In the past, faith-based communities were a dependable third space, providing belonging and connection beyond the confines of home and work. However, participation in these communities is on the decline, a trend accelerated by the pandemic. Only 16 percent of Americans attended church weekly when surveyed. Religious affiliation has also become more mobile, with 24 percent of Americans noting that they have switched religious affiliations from the one they previously belonged to. This decline in traditional religious engagement highlights the importance of fostering alternative spaces for connection and belonging, one of the Blue Zones Power 9® principles for longevity. These alternative spaces could range from volunteer opportunities to groups to engage in shared activities such as exercising, cooking, knitting, book clubs, and more. Even semi-private places like front stoops or balconies can be transformed into creative spaces to connect with our neighbors, build relationships, and find respite from daily stressors.

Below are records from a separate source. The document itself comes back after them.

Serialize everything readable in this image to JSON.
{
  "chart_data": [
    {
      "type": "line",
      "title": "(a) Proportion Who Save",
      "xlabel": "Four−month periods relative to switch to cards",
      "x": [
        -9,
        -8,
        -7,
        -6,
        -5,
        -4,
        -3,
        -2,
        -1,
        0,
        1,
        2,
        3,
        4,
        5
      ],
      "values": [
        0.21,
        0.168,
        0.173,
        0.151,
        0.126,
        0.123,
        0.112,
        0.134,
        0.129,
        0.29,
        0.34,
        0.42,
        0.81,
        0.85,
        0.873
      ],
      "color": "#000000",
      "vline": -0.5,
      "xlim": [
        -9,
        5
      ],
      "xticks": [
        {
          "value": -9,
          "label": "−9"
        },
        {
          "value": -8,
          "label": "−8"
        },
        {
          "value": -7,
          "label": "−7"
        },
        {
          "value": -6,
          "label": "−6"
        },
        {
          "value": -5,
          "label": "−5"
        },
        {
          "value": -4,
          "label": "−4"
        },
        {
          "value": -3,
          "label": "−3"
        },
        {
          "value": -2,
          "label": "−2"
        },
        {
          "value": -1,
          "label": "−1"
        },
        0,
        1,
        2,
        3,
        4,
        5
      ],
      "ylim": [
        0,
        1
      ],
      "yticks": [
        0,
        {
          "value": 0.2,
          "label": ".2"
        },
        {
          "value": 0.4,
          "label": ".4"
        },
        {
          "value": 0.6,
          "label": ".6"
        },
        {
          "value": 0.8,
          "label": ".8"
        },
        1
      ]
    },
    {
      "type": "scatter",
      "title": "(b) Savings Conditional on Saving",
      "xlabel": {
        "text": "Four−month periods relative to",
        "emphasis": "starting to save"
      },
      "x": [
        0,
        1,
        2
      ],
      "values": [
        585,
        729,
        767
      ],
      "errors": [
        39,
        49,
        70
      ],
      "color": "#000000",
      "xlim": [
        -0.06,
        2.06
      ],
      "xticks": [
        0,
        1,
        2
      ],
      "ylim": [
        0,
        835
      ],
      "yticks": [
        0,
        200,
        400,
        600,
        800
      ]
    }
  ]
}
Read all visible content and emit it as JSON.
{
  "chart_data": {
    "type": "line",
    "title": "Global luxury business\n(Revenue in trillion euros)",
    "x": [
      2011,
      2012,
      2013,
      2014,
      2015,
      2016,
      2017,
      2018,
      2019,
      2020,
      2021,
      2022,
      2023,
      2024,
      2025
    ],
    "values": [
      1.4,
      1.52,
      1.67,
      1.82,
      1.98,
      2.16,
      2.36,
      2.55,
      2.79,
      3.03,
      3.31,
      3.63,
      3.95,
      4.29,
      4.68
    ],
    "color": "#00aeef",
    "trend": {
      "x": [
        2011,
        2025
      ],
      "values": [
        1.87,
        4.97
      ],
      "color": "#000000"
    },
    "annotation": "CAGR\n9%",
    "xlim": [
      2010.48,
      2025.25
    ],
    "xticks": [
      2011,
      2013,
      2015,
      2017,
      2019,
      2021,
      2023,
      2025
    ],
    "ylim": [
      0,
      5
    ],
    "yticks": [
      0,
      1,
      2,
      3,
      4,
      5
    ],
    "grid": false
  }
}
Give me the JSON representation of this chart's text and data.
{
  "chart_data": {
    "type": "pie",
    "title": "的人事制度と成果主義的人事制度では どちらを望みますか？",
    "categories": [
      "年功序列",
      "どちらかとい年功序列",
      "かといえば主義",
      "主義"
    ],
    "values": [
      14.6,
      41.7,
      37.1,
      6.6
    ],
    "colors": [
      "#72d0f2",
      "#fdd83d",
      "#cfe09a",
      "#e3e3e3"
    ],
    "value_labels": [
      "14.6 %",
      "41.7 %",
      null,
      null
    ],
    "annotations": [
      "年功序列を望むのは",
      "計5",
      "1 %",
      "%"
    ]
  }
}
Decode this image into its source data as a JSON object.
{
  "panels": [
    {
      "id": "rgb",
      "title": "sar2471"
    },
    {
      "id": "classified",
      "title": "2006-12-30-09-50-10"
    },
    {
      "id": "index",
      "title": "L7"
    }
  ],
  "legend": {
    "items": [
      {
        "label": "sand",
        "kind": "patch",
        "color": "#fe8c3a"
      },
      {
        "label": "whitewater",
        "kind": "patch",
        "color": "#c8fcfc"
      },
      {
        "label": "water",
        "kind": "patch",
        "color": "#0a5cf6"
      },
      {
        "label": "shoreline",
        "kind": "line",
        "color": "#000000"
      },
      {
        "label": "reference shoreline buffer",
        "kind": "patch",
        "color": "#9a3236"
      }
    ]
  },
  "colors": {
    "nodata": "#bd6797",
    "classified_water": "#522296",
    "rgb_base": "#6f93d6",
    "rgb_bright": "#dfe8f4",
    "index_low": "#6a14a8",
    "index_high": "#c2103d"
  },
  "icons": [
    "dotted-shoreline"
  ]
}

Find A Third Space Near You
When last did you feel connected to others? It may take some courage and experimentation but finding local third spaces that resonate with you is well worth it. Perhaps slow down to say hello to the familiar faces you see in your neighborhood. Join a group to learn a new hobby or reconnect with an old one. Find a place to volunteer in your community. Take your next project to your local café and work on your upcoming deadline from there.
Embracing and creating these communal spaces can be the first step to expanding our social network and along with it, our sense of well-being. The beauty of a third space is that there is more than one way to find one that resonates with you, unlocking that timeless spark of belonging that makes us feel human.